Wilhelm Ostwald an Ernst Haeckel, Grossbothen, 13. Mai 1916
WILHELM OSTWALD
GROSS-BOTHEN, DEN 13. Mai 1916
LANDHAUS ENERGIE
Herrn Prof. Dr. Ernst Haeckel, Excellenz, Jena.
Lieber und verehrter Freund!
Nehmen Sie meinen herzlichsten Dank für die freundliche Überraschung, die Sie mir durch die Zusendung Ihres letzten Werkes bereitet haben.

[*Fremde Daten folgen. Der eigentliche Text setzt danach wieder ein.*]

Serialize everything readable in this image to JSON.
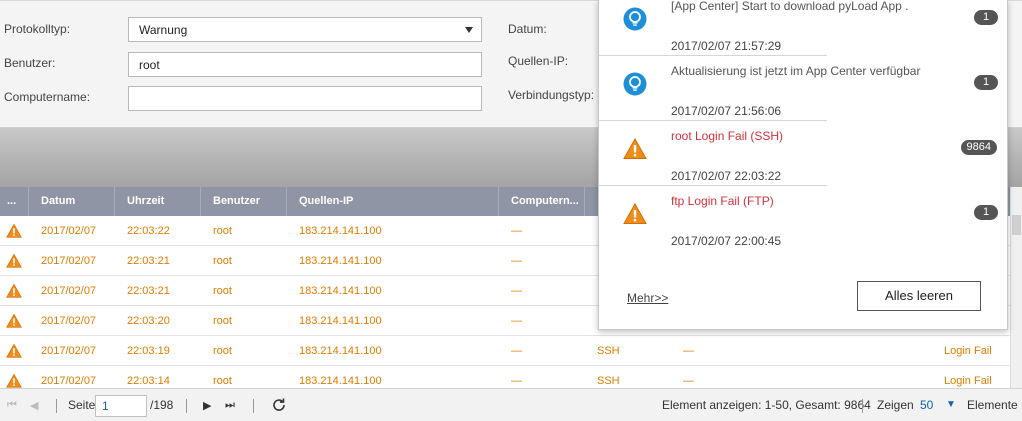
{
  "filter": {
    "log_type_label": "Protokolltyp:",
    "log_type_value": "Warnung",
    "user_label": "Benutzer:",
    "user_value": "root",
    "computer_label": "Computername:",
    "computer_value": "",
    "date_label": "Datum:",
    "source_ip_label": "Quellen-IP:",
    "connection_label": "Verbindungstyp:"
  },
  "table": {
    "columns": [
      "...",
      "Datum",
      "Uhrzeit",
      "Benutzer",
      "Quellen-IP",
      "Computern..."
    ],
    "rows": [
      {
        "date": "2017/02/07",
        "time": "22:03:22",
        "user": "root",
        "ip": "183.214.141.100",
        "computer": "—",
        "protocol": "",
        "resource": "",
        "action": ""
      },
      {
        "date": "2017/02/07",
        "time": "22:03:21",
        "user": "root",
        "ip": "183.214.141.100",
        "computer": "—",
        "protocol": "",
        "resource": "",
        "action": ""
      },
      {
        "date": "2017/02/07",
        "time": "22:03:21",
        "user": "root",
        "ip": "183.214.141.100",
        "computer": "—",
        "protocol": "",
        "resource": "",
        "action": ""
      },
      {
        "date": "2017/02/07",
        "time": "22:03:20",
        "user": "root",
        "ip": "183.214.141.100",
        "computer": "—",
        "protocol": "",
        "resource": "",
        "action": ""
      },
      {
        "date": "2017/02/07",
        "time": "22:03:19",
        "user": "root",
        "ip": "183.214.141.100",
        "computer": "—",
        "protocol": "SSH",
        "resource": "—",
        "action": "Login Fail"
      },
      {
        "date": "2017/02/07",
        "time": "22:03:14",
        "user": "root",
        "ip": "183.214.141.100",
        "computer": "—",
        "protocol": "SSH",
        "resource": "—",
        "action": "Login Fail"
      }
    ]
  },
  "footer": {
    "page_label": "Seite",
    "page_value": "1",
    "page_total": "/198",
    "display_info": "Element anzeigen: 1-50, Gesamt: 9864",
    "show_label": "Zeigen",
    "show_value": "50",
    "items_label": "Elemente"
  },
  "notifications": {
    "items": [
      {
        "title": "[App Center] Start to download pyLoad App .",
        "time": "2017/02/07 21:57:29",
        "count": "1",
        "icon": "lightbulb-icon"
      },
      {
        "title": "Aktualisierung ist jetzt im App Center verfügbar",
        "time": "2017/02/07 21:56:06",
        "count": "1",
        "icon": "lightbulb-icon"
      },
      {
        "title": "root Login Fail (SSH)",
        "time": "2017/02/07 22:03:22",
        "count": "9864",
        "icon": "warning-icon"
      },
      {
        "title": "ftp Login Fail (FTP)",
        "time": "2017/02/07 22:00:45",
        "count": "1",
        "icon": "warning-icon"
      }
    ],
    "more_label": "Mehr>>",
    "clear_label": "Alles leeren"
  },
  "colors": {
    "warning_text": "#e07c00",
    "error_text": "#d2323c",
    "header_bg": "#8f95a5",
    "info_blue": "#1d8fd8"
  }
}
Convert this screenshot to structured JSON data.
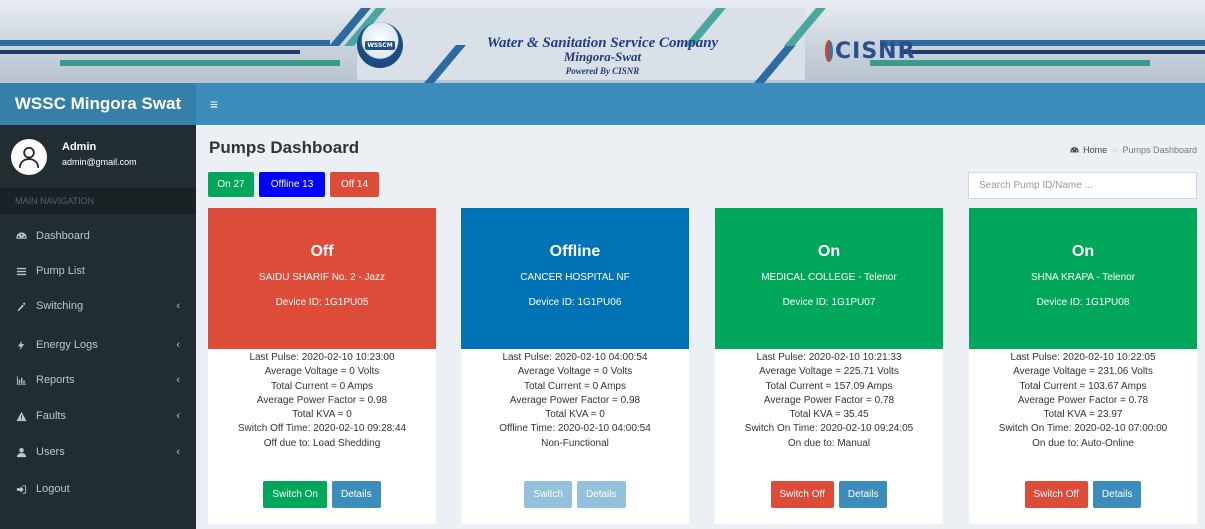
{
  "banner": {
    "logo_text": "WSSCM",
    "title": "Water & Sanitation Service Company",
    "subtitle": "Mingora-Swat",
    "powered": "Powered By CISNR",
    "partner_logo": "CISNR"
  },
  "navbar": {
    "brand": "WSSC Mingora Swat",
    "menu_icon": "hamburger-icon"
  },
  "user": {
    "name": "Admin",
    "email": "admin@gmail.com"
  },
  "sidebar": {
    "header": "MAIN NAVIGATION",
    "items": [
      {
        "label": "Dashboard",
        "icon": "dashboard-icon",
        "has_submenu": false
      },
      {
        "label": "Pump List",
        "icon": "list-icon",
        "has_submenu": false
      },
      {
        "label": "Switching",
        "icon": "switch-icon",
        "has_submenu": true
      },
      {
        "label": "Energy Logs",
        "icon": "bolt-icon",
        "has_submenu": true
      },
      {
        "label": "Reports",
        "icon": "bar-chart-icon",
        "has_submenu": true
      },
      {
        "label": "Faults",
        "icon": "warning-icon",
        "has_submenu": true
      },
      {
        "label": "Users",
        "icon": "user-icon",
        "has_submenu": true
      },
      {
        "label": "Logout",
        "icon": "logout-icon",
        "has_submenu": false
      }
    ],
    "chevron": "‹"
  },
  "page": {
    "title": "Pumps Dashboard",
    "breadcrumb": {
      "home": "Home",
      "current": "Pumps Dashboard"
    },
    "search_placeholder": "Search Pump ID/Name ..."
  },
  "filters": [
    {
      "label": "On 27",
      "color": "#00a65a"
    },
    {
      "label": "Offline 13",
      "color": "#0000ff"
    },
    {
      "label": "Off 14",
      "color": "#dd4b39"
    }
  ],
  "colors": {
    "off": "#dd4b39",
    "offline": "#0073b7",
    "on": "#00a65a",
    "info": "#3c8dbc"
  },
  "pumps": [
    {
      "status": "Off",
      "status_color": "#dd4b39",
      "name": "SAIDU SHARIF No. 2 - Jazz",
      "device": "Device ID: 1G1PU05",
      "details": [
        "Last Pulse: 2020-02-10 10:23:00",
        "Average Voltage = 0 Volts",
        "Total Current = 0 Amps",
        "Average Power Factor = 0.98",
        "Total KVA = 0",
        "Switch Off Time: 2020-02-10 09:28:44",
        "Off due to: Load Shedding"
      ],
      "action_label": "Switch On",
      "action_color": "#00a65a",
      "action_enabled": true,
      "details_label": "Details",
      "details_enabled": true
    },
    {
      "status": "Offline",
      "status_color": "#0073b7",
      "name": "CANCER HOSPITAL NF",
      "device": "Device ID: 1G1PU06",
      "details": [
        "Last Pulse: 2020-02-10 04:00:54",
        "Average Voltage = 0 Volts",
        "Total Current = 0 Amps",
        "Average Power Factor = 0.98",
        "Total KVA = 0",
        "Offline Time: 2020-02-10 04:00:54",
        "Non-Functional"
      ],
      "action_label": "Switch",
      "action_color": "#3c8dbc",
      "action_enabled": false,
      "details_label": "Details",
      "details_enabled": false
    },
    {
      "status": "On",
      "status_color": "#00a65a",
      "name": "MEDICAL COLLEGE - Telenor",
      "device": "Device ID: 1G1PU07",
      "details": [
        "Last Pulse: 2020-02-10 10:21:33",
        "Average Voltage = 225.71 Volts",
        "Total Current = 157.09 Amps",
        "Average Power Factor = 0.78",
        "Total KVA = 35.45",
        "Switch On Time: 2020-02-10 09:24:05",
        "On due to: Manual"
      ],
      "action_label": "Switch Off",
      "action_color": "#dd4b39",
      "action_enabled": true,
      "details_label": "Details",
      "details_enabled": true
    },
    {
      "status": "On",
      "status_color": "#00a65a",
      "name": "SHNA KRAPA - Telenor",
      "device": "Device ID: 1G1PU08",
      "details": [
        "Last Pulse: 2020-02-10 10:22:05",
        "Average Voltage = 231.06 Volts",
        "Total Current = 103.67 Amps",
        "Average Power Factor = 0.78",
        "Total KVA = 23.97",
        "Switch On Time: 2020-02-10 07:00:00",
        "On due to: Auto-Online"
      ],
      "action_label": "Switch Off",
      "action_color": "#dd4b39",
      "action_enabled": true,
      "details_label": "Details",
      "details_enabled": true
    }
  ]
}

Konnte ich mich schon zu Weihnachten überzeugen, dass Ihre unverwüstliche Lebenskraft auch den ausserordentlichen Beanspruchungen gewachsen ist, welche durch die seelischen Erschütterungen des
fürchterlichen Weltkrieges und die mannigfaltigen schweren persönlichen Erfahrungen, die Sie dabei überwinden mussten, entstanden waren, so zeigt mir Ihr neuestes Werk, dass diese Kräfte nicht nur zur Überwindung dieser Angriffe gereicht hatten, sondern auch noch einen reichlichen Überschuss für neue fruchtbare Arbeit ergaben.
Ich habe das Buch sofort durchgelesen und mich überall angeregt und gekräftigt gefühlt.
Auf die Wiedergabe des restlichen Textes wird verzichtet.